Reference scripts let a compiled validator be stored once in a UTXO and referenced by all future transactions that need it, instead of including the full script bytes every time. This shrinks transactions (lowering fees), relaxes the practical limit on validator size, and turns deployment into a one-time cost shared by all users.

Step 1: Store the script in a UTXO
Transaction creates:
UTXO_Script at some_address
Value: min ADA
Reference Script: [compiled validator bytecode]

Step 2: Use the script via reference
Transaction spends from script_address:
Reference Input: UTXO_Script (not consumed, just referenced)
Input: UTXO at script_address (being spent)
Redeemer: { action data }

The reference-script UTXO must remain unspent for as long as you want it available; if it is consumed, transactions referencing it will fail. For the SDK mechanics, see Reference scripts.

Putting it together: a vesting example

Consider a simple vesting contract: Alice locks 1000 ADA for Bob, who can claim it after a specific date.
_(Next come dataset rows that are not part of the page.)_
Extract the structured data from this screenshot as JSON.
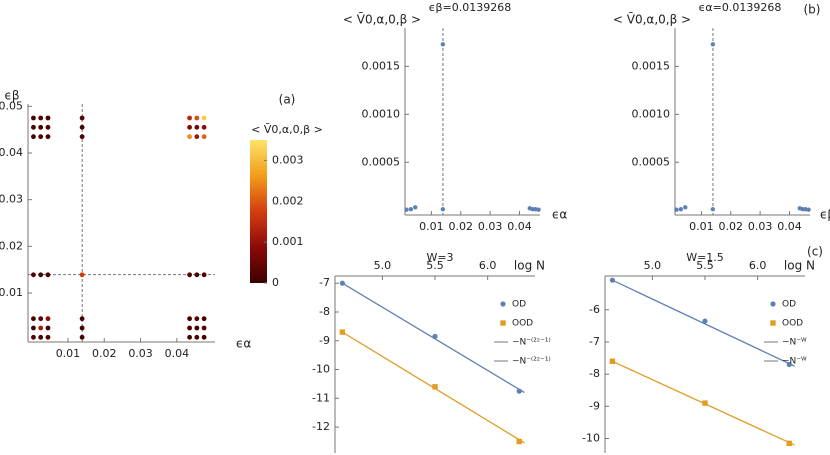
{
  "chart_data": [
    {
      "type": "scatter",
      "panel_label": "(a)",
      "xlabel": "ϵα",
      "ylabel": "ϵβ",
      "colorbar_label": "< V̄0,α,0,β >",
      "xlim": [
        -0.001,
        0.0505
      ],
      "ylim": [
        -0.0005,
        0.0505
      ],
      "xticks": [
        0.01,
        0.02,
        0.03,
        0.04
      ],
      "yticks": [
        0.01,
        0.02,
        0.03,
        0.04,
        0.05
      ],
      "hline": 0.0139268,
      "vline": 0.0139268,
      "clim": [
        0,
        0.0035
      ],
      "cticks": [
        0,
        0.001,
        0.002,
        0.003
      ],
      "colorscale": [
        "#3d0000",
        "#8b0a0a",
        "#d43d0f",
        "#f39c1b",
        "#fde26a"
      ],
      "x": [
        0.0005,
        0.0005,
        0.0005,
        0.0005,
        0.0005,
        0.0005,
        0.0005,
        0.0025,
        0.0025,
        0.0025,
        0.0025,
        0.0025,
        0.0025,
        0.0025,
        0.0045,
        0.0045,
        0.0045,
        0.0045,
        0.0045,
        0.0045,
        0.0045,
        0.0139,
        0.0139,
        0.0139,
        0.0139,
        0.0139,
        0.0139,
        0.0139,
        0.0435,
        0.0435,
        0.0435,
        0.0435,
        0.0435,
        0.0435,
        0.0435,
        0.0455,
        0.0455,
        0.0455,
        0.0455,
        0.0455,
        0.0455,
        0.0455,
        0.0475,
        0.0475,
        0.0475,
        0.0475,
        0.0475,
        0.0475,
        0.0475
      ],
      "y": [
        0.0005,
        0.0025,
        0.0045,
        0.0139,
        0.0435,
        0.0455,
        0.0475,
        0.0005,
        0.0025,
        0.0045,
        0.0139,
        0.0435,
        0.0455,
        0.0475,
        0.0005,
        0.0025,
        0.0045,
        0.0139,
        0.0435,
        0.0455,
        0.0475,
        0.0005,
        0.0025,
        0.0045,
        0.0139,
        0.0435,
        0.0455,
        0.0475,
        0.0005,
        0.0025,
        0.0045,
        0.0139,
        0.0435,
        0.0455,
        0.0475,
        0.0005,
        0.0025,
        0.0045,
        0.0139,
        0.0435,
        0.0455,
        0.0475,
        0.0005,
        0.0025,
        0.0045,
        0.0139,
        0.0435,
        0.0455,
        0.0475
      ],
      "values": [
        0.0002,
        0.0001,
        0.0001,
        0.0003,
        0.0001,
        0.0002,
        0.0001,
        0.0001,
        0.0012,
        0.0002,
        0.0001,
        0.0002,
        0.0001,
        0.0003,
        0.0002,
        0.0001,
        0.0009,
        0.0002,
        0.0001,
        0.0002,
        0.0001,
        0.0001,
        0.0001,
        0.0001,
        0.0017,
        0.0002,
        0.0001,
        0.0003,
        0.0001,
        0.0002,
        0.0001,
        0.0002,
        0.0025,
        0.0008,
        0.0014,
        0.0002,
        0.0001,
        0.0003,
        0.0001,
        0.0011,
        0.0006,
        0.0019,
        0.0001,
        0.0003,
        0.0001,
        0.0002,
        0.0021,
        0.0009,
        0.0032
      ]
    },
    {
      "type": "scatter",
      "panel_label": "(b)",
      "title": "ϵβ=0.0139268",
      "ylabel": "< V̄0,α,0,β >",
      "xlabel": "ϵα",
      "color": "#5e81b5",
      "xlim": [
        0.001,
        0.047
      ],
      "ylim": [
        -5e-05,
        0.0019
      ],
      "xticks": [
        0.01,
        0.02,
        0.03,
        0.04
      ],
      "yticks": [
        0.0005,
        {
          "value": 0.001,
          "label": "0.0010"
        },
        0.0015
      ],
      "vline": 0.0139268,
      "x": [
        0.0015,
        0.003,
        0.0045,
        0.0139,
        0.0139,
        0.0435,
        0.0445,
        0.0455,
        0.0465
      ],
      "values": [
        5e-06,
        1e-05,
        3e-05,
        1e-05,
        0.00173,
        2e-05,
        1e-05,
        1e-05,
        5e-06
      ]
    },
    {
      "type": "scatter",
      "title": "ϵα=0.0139268",
      "ylabel": "< V̄0,α,0,β >",
      "xlabel": "ϵβ",
      "color": "#5e81b5",
      "xlim": [
        0.001,
        0.047
      ],
      "ylim": [
        -5e-05,
        0.0019
      ],
      "xticks": [
        0.01,
        0.02,
        0.03,
        0.04
      ],
      "yticks": [
        0.0005,
        {
          "value": 0.001,
          "label": "0.0010"
        },
        0.0015
      ],
      "vline": 0.0139268,
      "x": [
        0.0015,
        0.003,
        0.0045,
        0.0139,
        0.0139,
        0.0435,
        0.0445,
        0.0455,
        0.0465
      ],
      "values": [
        5e-06,
        1e-05,
        3e-05,
        1e-05,
        0.00173,
        2e-05,
        1e-05,
        1e-05,
        5e-06
      ]
    },
    {
      "type": "line",
      "panel_label": "(c)",
      "title": "W=3",
      "xlabel": "log N",
      "x_axis_side": "top",
      "legend": "right",
      "xlim": [
        4.55,
        6.45
      ],
      "ylim": [
        -12.9,
        -6.75
      ],
      "xticks": [
        {
          "value": 5,
          "label": "5.0"
        },
        5.5,
        {
          "value": 6,
          "label": "6.0"
        }
      ],
      "yticks": [
        -7,
        -8,
        -9,
        -10,
        -11,
        -12
      ],
      "series": [
        {
          "name": "OD",
          "color": "#5e81b5",
          "marker": "circle",
          "x": [
            4.62,
            5.5,
            6.3
          ],
          "values": [
            -7.0,
            -8.85,
            -10.75
          ]
        },
        {
          "name": "OOD",
          "color": "#e19c24",
          "marker": "square",
          "x": [
            4.62,
            5.5,
            6.3
          ],
          "values": [
            -8.7,
            -10.6,
            -12.5
          ]
        },
        {
          "name": "~N⁻⁽²ᶻ⁻¹⁾",
          "color": "#5e81b5",
          "marker": "line",
          "x": [
            4.62,
            6.35
          ],
          "values": [
            -7.0,
            -10.8
          ]
        },
        {
          "name": "~N⁻⁽²ᶻ⁻¹⁾",
          "color": "#e19c24",
          "marker": "line",
          "x": [
            4.62,
            6.35
          ],
          "values": [
            -8.7,
            -12.55
          ]
        }
      ]
    },
    {
      "type": "line",
      "title": "W=1.5",
      "xlabel": "log N",
      "x_axis_side": "top",
      "legend": "right",
      "xlim": [
        4.55,
        6.45
      ],
      "ylim": [
        -10.45,
        -4.95
      ],
      "xticks": [
        {
          "value": 5,
          "label": "5.0"
        },
        5.5,
        {
          "value": 6,
          "label": "6.0"
        }
      ],
      "yticks": [
        -6,
        -7,
        -8,
        -9,
        -10
      ],
      "series": [
        {
          "name": "OD",
          "color": "#5e81b5",
          "marker": "circle",
          "x": [
            4.62,
            5.5,
            6.3
          ],
          "values": [
            -5.08,
            -6.35,
            -7.7
          ]
        },
        {
          "name": "OOD",
          "color": "#e19c24",
          "marker": "square",
          "x": [
            4.62,
            5.5,
            6.3
          ],
          "values": [
            -7.6,
            -8.9,
            -10.15
          ]
        },
        {
          "name": "~N⁻ᵂ",
          "color": "#5e81b5",
          "marker": "line",
          "x": [
            4.62,
            6.35
          ],
          "values": [
            -5.08,
            -7.75
          ]
        },
        {
          "name": "~N⁻ᵂ",
          "color": "#e19c24",
          "marker": "line",
          "x": [
            4.62,
            6.35
          ],
          "values": [
            -7.6,
            -10.2
          ]
        }
      ]
    }
  ]
}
1. Lock funds. Alice creates an output at the vesting script address:

Output:
Address: vesting_script_address
Value: 1000 ADA
Inline Datum: {
beneficiary: Bob's PubKeyHash,
deadline: 1735689600 (January 1, 2025, as POSIX time)
}

2. Bob claims (after the deadline). Bob builds a spending transaction:

Input: the UTXO Alice created
Redeemer: Claim
Output: 999.8 ADA to Bob's wallet
Validity interval: invalid_before = slot for Jan 2, 2025
Signatures: Bob's signature

3. The validator executes with datum = { beneficiary, deadline }, redeemer = Claim, and a ScriptContext showing the signatories, validity range, and outputs. It checks:

  1. Is the transaction signed by datum.beneficiary (Bob)? Check signatories.
  2. Has the deadline passed? Check that datum.deadline is before the start of valid_range.

Both hold, so the validator returns True and the transaction is included. If Eve tries to claim early with a validity interval starting before the deadline, the time check returns False, the transaction is rejected, and Eve pays nothing. It never made it on-chain.

You can build exactly this flow with an SDK on the Lock and Spend page.

Key takeaways

  • Datum is state: the data locked at a script address. Use inline datums for all new development.
  • Redeemer is action: what the spender wants to do, usually tagged constructors for multiple operations in one validator.
  • ScriptContext is environment: a complete view of the transaction, letting validators enforce rules about inputs, outputs, signatures, time, and minting.
  • State is managed by consuming and recreating UTXOs (the continuing-output pattern), not by mutating storage.
  • Reference scripts and inline datums cut transaction sizes, lower fees, and simplify off-chain code.